Dit is een artikel uit het Hanze Impact Magazine. Meld je gratis aan!
De ontmoeting tussen kunst én zorg brengt meer menselijke maat in het werk van kunstenaar en zorgverlener.
‘Er was verbazing, er werd gelachen en gehuild. Soms was er het schokkende besef dat er iemand tegenover je zat wiens brein aan het kapot gaan was.’ Dr. Anke Coumans kijkt nog altijd vol liefde terug op ‘Ik zie, Ik zie…’. Het onderzoeksproject - ontstaan uit de samenwerking met beeldend kunstenaar Herman van Hoogdalem - waarmee het allemaal startte. ‘Ergens voelden wij toen al aan dat de ontmoeting tussen deze werelden iets magisch voort zou kunnen brengen.’
Een model dat tijdens het poseren ineens weg wil. Een vrouw die boos wordt en zegt dat ze haar portret lelijk vindt. Een cliënt die op de gesloten afdeling van een zorginstelling woont, is anders dan het model dat je portretteert in de veilige omgeving van de kunstacademie. Coumans: ‘Mensen met dementie zijn zelden waar je denkt dat ze zijn. Ze gaan op vaak onnavolgbare wijze de interactie met je aan en vragen jou om hen met een open houding te benaderen. Bijzonder was dat onze studenten hiertoe heel goed in staat bleken.’

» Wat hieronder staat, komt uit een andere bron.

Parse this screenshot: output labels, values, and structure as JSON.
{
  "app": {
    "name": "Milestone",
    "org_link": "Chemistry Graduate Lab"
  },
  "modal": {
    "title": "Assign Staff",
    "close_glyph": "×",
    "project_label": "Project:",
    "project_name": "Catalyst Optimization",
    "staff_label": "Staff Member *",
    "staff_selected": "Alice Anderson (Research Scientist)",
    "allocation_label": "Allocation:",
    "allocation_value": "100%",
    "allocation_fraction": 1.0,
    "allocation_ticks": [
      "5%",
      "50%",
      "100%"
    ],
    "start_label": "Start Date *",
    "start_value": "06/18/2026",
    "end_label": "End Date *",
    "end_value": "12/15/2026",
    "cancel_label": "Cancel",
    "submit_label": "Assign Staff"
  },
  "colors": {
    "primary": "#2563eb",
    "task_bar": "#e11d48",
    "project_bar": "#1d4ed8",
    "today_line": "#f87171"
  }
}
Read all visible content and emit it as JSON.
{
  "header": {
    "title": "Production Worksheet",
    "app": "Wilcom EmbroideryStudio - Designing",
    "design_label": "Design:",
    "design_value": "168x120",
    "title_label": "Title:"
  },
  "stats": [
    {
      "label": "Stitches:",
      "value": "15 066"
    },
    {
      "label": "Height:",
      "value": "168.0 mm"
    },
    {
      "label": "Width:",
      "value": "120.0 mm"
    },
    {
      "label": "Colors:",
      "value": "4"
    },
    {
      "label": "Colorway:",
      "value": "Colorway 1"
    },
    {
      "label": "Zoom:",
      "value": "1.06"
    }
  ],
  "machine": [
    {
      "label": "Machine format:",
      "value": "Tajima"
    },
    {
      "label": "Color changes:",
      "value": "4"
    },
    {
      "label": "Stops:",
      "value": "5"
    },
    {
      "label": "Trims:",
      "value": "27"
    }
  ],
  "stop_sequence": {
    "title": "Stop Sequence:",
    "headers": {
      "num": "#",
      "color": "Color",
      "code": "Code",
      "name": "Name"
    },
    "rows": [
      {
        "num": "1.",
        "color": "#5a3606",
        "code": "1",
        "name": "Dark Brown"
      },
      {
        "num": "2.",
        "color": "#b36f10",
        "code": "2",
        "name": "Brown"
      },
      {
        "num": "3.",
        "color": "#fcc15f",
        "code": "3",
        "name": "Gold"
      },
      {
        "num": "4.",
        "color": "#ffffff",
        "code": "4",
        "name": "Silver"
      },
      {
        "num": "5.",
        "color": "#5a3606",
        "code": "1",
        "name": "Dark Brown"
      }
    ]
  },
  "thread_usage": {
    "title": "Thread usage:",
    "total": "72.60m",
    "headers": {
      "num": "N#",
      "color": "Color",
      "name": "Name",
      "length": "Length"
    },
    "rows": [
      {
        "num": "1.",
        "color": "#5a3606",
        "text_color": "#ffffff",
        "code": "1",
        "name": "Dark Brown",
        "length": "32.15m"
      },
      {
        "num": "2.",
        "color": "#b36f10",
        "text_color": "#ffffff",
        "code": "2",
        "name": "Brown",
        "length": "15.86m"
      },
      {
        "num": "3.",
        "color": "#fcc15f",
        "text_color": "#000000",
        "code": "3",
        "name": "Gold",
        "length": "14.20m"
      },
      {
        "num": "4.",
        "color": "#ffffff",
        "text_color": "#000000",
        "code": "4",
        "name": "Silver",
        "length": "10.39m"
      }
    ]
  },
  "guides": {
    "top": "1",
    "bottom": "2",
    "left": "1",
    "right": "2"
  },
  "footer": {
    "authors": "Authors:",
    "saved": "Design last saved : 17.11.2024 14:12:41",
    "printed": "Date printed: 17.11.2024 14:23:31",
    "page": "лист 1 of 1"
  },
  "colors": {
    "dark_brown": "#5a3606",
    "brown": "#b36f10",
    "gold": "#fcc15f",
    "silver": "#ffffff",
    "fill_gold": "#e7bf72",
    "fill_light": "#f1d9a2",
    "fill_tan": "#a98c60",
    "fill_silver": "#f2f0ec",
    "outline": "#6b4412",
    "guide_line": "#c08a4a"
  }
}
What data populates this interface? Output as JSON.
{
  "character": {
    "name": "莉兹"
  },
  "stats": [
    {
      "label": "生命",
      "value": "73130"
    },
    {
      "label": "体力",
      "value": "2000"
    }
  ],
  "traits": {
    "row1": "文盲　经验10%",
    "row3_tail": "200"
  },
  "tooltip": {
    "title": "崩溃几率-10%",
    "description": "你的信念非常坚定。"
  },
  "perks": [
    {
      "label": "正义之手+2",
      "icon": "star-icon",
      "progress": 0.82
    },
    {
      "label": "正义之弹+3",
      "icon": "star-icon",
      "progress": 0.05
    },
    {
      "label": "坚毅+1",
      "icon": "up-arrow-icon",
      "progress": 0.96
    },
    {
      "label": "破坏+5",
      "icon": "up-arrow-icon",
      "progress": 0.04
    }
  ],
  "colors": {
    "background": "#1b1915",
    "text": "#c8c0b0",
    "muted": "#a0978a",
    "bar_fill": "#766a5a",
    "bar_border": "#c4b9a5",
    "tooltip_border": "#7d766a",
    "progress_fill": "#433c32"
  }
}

Elk portret werd het resultaat van een lange ontdekkingstocht. Coumans: ‘Wat reageren die studenten toch afwachtend…, dacht ik in het begin weleens. Tot ik inzag dat hun geduld juist een kracht was. De één verdiepte zich in het levensverhaal van een model. De ander bouwde een relationele band op met haar model: hoe moeizaam dit soms ook ging. Zij wisten dat ze als kunstenaar aanwezig waren, dat een portret het richtpunt was. Maar verder lag alles open.’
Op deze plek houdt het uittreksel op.